Researchers say that as a result, generations of black families have struggled to escape a downward spiral of poverty and lack of opportunity, factors made worse by government policies and local attitudes who locked the Black Iowans out of works, mortgages and entire communities.
âWhen people get out of jail, depending on how much debt they have to pay, they are often sent back into the system when they are unable to pay because they may not be able to find a job because they have a criminal history. “Andrews said.” You can’t get over these circumstances. “
âWhen people get out of jail, depending on how much debt they have to pay, they are often sent back into the system when they are unable to pay because they may not be able to find a job because they have a criminal history. […] you cannot overcome these circumstances.
-Betty Andrews, President, Iowa-Nebraska NAACP
In order to counter these racial disparities, Nellis said state policymakers should reduce prison sentences for certain crimes and reform mandatory minimum sentences.

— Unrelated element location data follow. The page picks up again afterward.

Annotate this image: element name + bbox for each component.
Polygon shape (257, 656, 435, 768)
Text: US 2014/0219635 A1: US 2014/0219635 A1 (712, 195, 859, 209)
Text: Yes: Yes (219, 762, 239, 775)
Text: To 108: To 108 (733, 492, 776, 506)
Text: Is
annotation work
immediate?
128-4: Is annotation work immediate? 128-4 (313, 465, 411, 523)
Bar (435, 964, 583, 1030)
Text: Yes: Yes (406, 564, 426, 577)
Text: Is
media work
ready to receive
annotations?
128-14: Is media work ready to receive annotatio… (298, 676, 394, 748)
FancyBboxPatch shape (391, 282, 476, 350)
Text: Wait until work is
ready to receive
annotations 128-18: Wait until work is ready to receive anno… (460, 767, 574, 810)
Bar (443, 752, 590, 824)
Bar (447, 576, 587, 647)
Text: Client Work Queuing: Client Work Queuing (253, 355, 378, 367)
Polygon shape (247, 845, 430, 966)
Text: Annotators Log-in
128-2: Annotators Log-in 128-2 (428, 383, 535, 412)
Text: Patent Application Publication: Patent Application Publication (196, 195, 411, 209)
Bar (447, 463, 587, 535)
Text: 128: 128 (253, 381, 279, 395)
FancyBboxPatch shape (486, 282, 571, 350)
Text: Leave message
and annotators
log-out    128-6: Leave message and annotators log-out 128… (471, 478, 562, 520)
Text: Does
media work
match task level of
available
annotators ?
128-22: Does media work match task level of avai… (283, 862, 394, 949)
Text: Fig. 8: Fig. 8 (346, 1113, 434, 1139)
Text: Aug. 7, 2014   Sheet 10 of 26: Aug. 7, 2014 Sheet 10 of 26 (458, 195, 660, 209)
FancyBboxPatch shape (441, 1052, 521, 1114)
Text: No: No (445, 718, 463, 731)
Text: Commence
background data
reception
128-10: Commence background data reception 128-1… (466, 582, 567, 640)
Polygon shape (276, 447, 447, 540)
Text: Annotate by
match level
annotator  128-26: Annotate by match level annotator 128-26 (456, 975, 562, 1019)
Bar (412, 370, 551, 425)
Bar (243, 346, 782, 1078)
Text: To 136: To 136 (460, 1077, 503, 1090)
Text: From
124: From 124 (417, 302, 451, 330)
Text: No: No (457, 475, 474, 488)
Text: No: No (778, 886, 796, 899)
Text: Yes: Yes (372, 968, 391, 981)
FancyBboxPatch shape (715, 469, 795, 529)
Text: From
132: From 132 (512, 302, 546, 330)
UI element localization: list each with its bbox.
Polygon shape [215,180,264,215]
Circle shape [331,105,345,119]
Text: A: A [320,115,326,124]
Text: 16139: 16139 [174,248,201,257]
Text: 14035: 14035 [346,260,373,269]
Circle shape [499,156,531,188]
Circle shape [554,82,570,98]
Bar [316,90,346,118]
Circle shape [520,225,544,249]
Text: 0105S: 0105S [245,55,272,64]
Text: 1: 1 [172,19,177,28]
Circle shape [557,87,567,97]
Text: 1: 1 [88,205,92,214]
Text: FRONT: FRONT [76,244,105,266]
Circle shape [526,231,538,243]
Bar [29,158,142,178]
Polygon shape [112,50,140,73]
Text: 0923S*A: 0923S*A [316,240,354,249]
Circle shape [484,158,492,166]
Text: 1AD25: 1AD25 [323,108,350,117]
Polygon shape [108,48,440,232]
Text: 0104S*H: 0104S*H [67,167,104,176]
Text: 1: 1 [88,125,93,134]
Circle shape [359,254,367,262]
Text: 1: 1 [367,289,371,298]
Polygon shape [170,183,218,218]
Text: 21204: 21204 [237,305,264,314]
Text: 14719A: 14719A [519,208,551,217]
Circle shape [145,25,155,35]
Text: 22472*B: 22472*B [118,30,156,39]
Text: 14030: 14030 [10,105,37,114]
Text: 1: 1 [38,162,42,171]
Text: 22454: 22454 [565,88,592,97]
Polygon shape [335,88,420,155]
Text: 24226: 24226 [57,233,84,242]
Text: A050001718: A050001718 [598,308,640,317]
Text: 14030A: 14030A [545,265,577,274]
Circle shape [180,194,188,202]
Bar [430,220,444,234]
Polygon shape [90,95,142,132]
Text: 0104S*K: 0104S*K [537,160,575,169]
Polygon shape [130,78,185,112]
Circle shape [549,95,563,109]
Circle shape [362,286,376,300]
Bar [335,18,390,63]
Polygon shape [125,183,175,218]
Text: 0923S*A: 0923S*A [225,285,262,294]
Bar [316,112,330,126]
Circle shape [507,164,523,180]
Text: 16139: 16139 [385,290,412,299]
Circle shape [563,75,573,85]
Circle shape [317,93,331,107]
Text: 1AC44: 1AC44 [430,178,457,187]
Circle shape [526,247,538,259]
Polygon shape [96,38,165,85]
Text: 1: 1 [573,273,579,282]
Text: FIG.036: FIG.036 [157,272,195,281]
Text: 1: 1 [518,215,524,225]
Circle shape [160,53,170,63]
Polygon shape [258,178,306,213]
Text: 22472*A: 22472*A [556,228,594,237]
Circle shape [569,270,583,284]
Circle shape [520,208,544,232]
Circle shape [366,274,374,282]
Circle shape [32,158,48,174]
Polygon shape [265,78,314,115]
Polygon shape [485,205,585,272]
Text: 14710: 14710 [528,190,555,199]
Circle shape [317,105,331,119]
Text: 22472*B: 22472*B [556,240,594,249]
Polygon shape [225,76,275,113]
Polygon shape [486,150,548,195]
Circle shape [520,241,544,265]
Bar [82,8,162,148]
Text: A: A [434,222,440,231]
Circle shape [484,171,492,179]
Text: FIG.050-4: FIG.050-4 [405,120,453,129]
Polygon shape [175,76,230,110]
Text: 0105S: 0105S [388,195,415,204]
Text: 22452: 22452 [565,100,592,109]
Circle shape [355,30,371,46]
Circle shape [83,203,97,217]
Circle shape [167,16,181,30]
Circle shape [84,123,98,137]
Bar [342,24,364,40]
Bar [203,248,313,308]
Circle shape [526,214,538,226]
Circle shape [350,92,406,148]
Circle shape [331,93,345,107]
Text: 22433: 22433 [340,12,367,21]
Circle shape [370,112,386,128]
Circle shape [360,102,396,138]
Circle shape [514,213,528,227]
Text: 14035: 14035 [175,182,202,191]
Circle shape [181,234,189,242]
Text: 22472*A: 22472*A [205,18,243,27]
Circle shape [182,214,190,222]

“Using less jail for drug offenses and less using jail for offenses that could be dealt with by other means instead of jail is definitely better both in Iowa and everywhere else,” Nellis said. “The state could be more aggressive in its attempts to lessen the impact of imprisonment, particularly on its black residents.”
State researchers have made similar recommendations for years. Analysts from the Iowa Department of Human Rights have repeatedly highlighted mandatory minimum sentences, the practice of sending minors to adult court for certain crimes, and unequal sentences for crack-related offenses and cocaine powder as areas on which lawmakers need to focus.
âPenalty options to equalize the amount of crack and powdered cocaine have been discussed for a decade by [the Iowa Public Safety Advisory Board], read a report published last year by Iowa Justice Advisory Council. “Data from Iowa presented to CCSP suggests that this disparity in penalties contributes to the disproportionate incarceration of African Americans.”
In response to a request for comment, Iowa Department of Corrections spokesman Nick Crawford said the agency was working to address trends.
âAs a department, we are committed to reducing racial disparities in our corrections system. Through careful analysis of the data, the Iowa Department of Corrections has worked hard to develop action plans, implement these plans and recruit a more diverse workforce. By continuing these practices, we will find innovative ways to promote a more equitable system, âthe written statement said.
Andrews says that to address these disparities, reforms are needed at every step of the criminal justice pipeline, from interactions with police to pre-trial agreements to conviction and parole. While the challenge is significant, Andrews says she has no choice but to stay hopeful.
âIn the African American community and culture we have always had to be optimistic and we have always had to believe that change was going to happen no matter the distance,â Andrews said. âWe cannot afford not to hope. Because if we give up, we’ll go back the other way.